Elle se prévaut subsidiairement de ce que la clause subordonnant les garanties au respect des obligations de prévention des risques serait contraire aux dispositions des articles L. 132-1 du code de la consommation et 1170 du code civil, en ce qu'elle créerait un déséquilibre significatif à son détriment et viderait l'obligation essentielle de l'assureur de sa substance.

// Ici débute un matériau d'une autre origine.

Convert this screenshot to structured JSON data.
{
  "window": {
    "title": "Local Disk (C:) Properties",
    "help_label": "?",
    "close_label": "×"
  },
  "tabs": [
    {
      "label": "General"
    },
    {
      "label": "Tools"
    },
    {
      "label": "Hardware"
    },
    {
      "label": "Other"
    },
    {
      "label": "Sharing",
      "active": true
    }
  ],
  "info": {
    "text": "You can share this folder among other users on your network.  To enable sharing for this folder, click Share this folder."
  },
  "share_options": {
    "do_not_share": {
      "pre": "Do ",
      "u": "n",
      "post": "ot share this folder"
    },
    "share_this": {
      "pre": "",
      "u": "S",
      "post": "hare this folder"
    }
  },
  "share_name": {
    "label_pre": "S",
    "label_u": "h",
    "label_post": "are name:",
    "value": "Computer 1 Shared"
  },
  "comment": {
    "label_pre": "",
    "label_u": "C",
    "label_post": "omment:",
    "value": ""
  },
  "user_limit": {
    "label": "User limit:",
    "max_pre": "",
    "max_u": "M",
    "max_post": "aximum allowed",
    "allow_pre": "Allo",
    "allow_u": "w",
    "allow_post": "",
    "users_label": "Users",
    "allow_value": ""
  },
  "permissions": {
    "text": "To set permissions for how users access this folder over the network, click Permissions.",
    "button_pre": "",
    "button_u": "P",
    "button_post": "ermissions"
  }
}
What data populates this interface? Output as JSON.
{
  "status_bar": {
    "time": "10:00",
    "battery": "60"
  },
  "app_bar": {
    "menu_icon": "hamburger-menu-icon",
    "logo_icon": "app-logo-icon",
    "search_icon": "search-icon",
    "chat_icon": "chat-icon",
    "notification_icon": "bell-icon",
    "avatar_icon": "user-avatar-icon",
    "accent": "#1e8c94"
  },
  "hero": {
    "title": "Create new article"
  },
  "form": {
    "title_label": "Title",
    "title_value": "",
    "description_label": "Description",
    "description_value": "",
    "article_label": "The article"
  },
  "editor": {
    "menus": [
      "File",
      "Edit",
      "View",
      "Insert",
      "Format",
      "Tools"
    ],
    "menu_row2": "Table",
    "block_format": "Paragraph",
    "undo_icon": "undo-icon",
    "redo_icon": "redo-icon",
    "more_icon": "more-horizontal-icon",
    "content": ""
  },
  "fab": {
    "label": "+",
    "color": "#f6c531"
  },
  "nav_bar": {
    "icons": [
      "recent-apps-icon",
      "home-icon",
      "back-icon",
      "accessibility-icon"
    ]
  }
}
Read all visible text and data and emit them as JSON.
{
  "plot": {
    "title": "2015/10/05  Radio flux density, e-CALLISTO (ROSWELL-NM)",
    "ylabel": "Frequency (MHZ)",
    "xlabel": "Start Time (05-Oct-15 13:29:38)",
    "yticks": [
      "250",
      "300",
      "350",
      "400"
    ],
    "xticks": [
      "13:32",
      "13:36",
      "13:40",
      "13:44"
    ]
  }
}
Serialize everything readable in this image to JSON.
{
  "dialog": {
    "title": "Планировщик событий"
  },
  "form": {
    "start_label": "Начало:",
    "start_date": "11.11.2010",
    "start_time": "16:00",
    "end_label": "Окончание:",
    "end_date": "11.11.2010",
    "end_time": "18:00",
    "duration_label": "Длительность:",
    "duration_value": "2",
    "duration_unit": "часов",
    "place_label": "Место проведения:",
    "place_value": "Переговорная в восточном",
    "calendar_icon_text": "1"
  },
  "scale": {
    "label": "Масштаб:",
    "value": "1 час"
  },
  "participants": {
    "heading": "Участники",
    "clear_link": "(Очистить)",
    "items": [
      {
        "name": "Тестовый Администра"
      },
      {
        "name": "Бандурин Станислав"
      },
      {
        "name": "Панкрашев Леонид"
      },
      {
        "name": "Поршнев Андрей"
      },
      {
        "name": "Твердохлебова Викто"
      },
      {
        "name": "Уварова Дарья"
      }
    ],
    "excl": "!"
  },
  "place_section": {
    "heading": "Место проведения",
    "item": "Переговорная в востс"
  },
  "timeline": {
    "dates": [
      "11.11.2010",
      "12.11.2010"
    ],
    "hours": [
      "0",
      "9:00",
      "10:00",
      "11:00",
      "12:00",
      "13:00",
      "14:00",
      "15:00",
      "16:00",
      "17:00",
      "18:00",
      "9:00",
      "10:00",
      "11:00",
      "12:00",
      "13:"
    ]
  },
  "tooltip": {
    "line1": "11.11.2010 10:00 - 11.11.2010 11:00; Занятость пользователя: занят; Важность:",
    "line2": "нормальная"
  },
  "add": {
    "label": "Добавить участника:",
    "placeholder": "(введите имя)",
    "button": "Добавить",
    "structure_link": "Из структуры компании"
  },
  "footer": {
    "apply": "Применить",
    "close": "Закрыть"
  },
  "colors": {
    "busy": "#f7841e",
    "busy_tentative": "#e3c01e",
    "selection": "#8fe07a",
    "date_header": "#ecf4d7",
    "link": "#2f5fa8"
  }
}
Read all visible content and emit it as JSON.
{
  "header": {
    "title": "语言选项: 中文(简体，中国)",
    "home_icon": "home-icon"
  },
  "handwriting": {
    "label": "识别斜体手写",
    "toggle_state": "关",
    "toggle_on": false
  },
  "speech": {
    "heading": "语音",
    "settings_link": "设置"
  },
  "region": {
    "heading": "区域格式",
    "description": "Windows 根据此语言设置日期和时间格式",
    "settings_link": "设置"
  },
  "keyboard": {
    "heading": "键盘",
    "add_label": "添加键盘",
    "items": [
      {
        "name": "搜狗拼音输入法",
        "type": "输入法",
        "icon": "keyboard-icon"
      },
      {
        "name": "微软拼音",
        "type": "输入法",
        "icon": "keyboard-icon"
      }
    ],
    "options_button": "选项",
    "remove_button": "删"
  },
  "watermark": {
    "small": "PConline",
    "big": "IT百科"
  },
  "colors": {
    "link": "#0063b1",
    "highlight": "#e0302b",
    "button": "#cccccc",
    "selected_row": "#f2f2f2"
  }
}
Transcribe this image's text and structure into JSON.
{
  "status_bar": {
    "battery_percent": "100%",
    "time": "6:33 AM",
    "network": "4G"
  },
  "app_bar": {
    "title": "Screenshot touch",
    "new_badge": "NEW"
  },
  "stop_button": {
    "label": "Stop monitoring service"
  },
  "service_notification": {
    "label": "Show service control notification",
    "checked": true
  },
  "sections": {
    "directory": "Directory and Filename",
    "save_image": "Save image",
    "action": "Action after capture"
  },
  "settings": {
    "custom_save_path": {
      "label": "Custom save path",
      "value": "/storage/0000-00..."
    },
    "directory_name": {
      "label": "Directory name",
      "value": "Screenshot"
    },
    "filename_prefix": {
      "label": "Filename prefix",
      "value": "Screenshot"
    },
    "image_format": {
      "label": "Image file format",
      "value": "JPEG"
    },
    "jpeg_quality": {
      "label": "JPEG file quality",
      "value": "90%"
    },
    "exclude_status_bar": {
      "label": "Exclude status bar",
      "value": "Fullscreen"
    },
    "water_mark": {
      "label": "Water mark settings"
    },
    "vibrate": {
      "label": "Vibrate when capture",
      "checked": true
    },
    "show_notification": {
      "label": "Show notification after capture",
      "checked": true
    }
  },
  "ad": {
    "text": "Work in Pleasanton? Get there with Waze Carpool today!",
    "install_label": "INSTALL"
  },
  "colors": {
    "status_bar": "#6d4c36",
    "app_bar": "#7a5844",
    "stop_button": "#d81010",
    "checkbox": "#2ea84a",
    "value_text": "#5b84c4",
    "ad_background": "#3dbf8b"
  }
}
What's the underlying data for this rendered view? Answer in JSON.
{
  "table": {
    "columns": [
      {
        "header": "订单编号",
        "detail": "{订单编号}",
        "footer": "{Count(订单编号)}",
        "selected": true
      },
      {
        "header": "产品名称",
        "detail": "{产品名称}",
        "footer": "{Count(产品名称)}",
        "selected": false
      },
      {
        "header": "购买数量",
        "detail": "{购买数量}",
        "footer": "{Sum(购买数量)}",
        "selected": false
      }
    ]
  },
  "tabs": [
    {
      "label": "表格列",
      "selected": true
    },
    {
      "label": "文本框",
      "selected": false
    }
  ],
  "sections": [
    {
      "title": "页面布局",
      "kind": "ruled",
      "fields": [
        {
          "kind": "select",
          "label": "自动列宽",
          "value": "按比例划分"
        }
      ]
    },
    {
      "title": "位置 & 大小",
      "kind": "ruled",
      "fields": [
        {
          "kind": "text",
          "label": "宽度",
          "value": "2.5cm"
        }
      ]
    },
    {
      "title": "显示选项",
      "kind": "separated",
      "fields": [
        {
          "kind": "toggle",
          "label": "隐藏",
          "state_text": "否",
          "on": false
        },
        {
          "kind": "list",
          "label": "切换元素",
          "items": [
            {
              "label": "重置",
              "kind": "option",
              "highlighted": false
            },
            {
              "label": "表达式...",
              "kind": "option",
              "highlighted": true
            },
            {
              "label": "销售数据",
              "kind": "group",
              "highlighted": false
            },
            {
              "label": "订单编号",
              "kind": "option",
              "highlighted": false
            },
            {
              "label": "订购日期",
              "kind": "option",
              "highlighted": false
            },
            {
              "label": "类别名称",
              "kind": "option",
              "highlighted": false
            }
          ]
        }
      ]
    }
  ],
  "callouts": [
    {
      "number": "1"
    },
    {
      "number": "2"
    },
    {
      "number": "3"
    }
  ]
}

Elle ajoute que les obligations de prévention ne sont pas rédigées en des termes très apparents, mais en des termes complexes les privant de précision et de clarté.
Elle soutient également :
- que ces obligations portent toutes sur le risque incendie, si bien que la société Minoterie Jean Gaulin a pu croire qu'elles ne conditionnaient pas le droit à garantie au titre des autres risques,
- que ces obligations portent toutes sur le risque incendie, de sorte qu'en faire une condition d'application des autres garanties viderait le contrat de sa substance,
- que l'assureur n'établit pas que le sinistre a été causé ou aggravé par la faute de l'assuré.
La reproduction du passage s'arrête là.